Turn every word into a linear combination of each words’ *value vector* ($V$). The weights in the linear combination come inner products of word pairs’ *query vector* ($Q$) and *key vector* ($K$). These three matrices $Q, K, V$ are parameters learned during training.

- Compute three vectors from X, whose rows are word vectors, like word2vec:
- Query: $X W^Q = Q$
- Key: $X W^K = K$
- Value: $X W^V = V$
- These three vectors are all N-by-$d_k$, where $N$=number of words.

- Calculate a score for each input word with all other words.
- Dot product of the word’s
*query vector*with the other word’s*key vector*. - $Q K^T$

- Dot product of the word’s
- Normalize by the dimension of the
*key vector*:- $\frac{Q K^T}{\sqrt{d_K}}$

- Apply
**softmax**to rows so each words’ scores are positive and sum to 1.- $softmax(\frac{Q K^T}{\sqrt{d_K}})$

- For each word, take a linear combination of the words (rows in the value matrix V).

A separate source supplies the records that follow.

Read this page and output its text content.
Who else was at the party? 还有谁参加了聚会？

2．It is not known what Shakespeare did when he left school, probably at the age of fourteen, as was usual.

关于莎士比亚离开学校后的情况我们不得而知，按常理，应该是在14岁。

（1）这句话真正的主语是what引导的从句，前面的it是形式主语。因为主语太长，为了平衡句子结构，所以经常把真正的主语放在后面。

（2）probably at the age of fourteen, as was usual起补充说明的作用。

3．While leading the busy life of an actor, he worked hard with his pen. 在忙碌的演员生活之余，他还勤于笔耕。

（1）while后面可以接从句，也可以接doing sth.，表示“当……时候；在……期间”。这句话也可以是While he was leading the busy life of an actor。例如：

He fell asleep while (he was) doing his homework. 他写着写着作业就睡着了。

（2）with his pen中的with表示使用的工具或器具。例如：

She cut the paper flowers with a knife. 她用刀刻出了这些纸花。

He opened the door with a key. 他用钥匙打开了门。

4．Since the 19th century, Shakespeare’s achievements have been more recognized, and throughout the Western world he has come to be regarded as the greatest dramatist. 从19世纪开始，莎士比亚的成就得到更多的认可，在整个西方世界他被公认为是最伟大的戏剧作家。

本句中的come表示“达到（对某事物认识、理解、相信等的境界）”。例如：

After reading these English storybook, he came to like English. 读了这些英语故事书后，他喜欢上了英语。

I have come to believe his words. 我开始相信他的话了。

Words that have higher weights from the softmax will receive more weight:
- $Z = softmax(\frac{Q K^T}{\sqrt{d_K}}) V$
- Each row of the new matrix is a weighted sum of the rows of V. This is because left-multiplicaiton of matrices is a linear combination or rows.
- The left matrix forces the V matrix to focus on certain words and not others.

The resulting matrix $Z$ has for each word a weight sum of the words’ values from $V$, where the weights are computed using inner products from $Q$ and $K$.

## Multi-headed attention

Now let’s use mutiple sets of Query/Key/Value matrices, one for each *head*.

- Before: $(W^Q, W^K, W^V)$
- After: ${(W_0^Q, W_0^K, W_0^V),..,(W_7^Q, W_7^K, W_7^V)}$

That gives us eight different $Z$ matrics:

- $Z_0,…,Z_7$

Now, concatenate all the matrices, and multiply by an additional weights matrix $W^0 (8d_k \times d_W )$.

- $Z_c=[Z_0,…,Z_8] \ (N \times 8d_k))$
- $Z = Z_cW^0$

This output We can summarize the calculation as follows.

$$ Z = Z_c W^0 = [Z_1,…,Z_7] $$

where

$$Z_i = softmax(\frac{Q_i K_i^T}{\sqrt{d_k}}) V_i$$

The weight matrices $(W_i^Q, W_i^K, W_i^V)$ are initialized randomly and learned during training. They project input embeddings into different representation subspaces.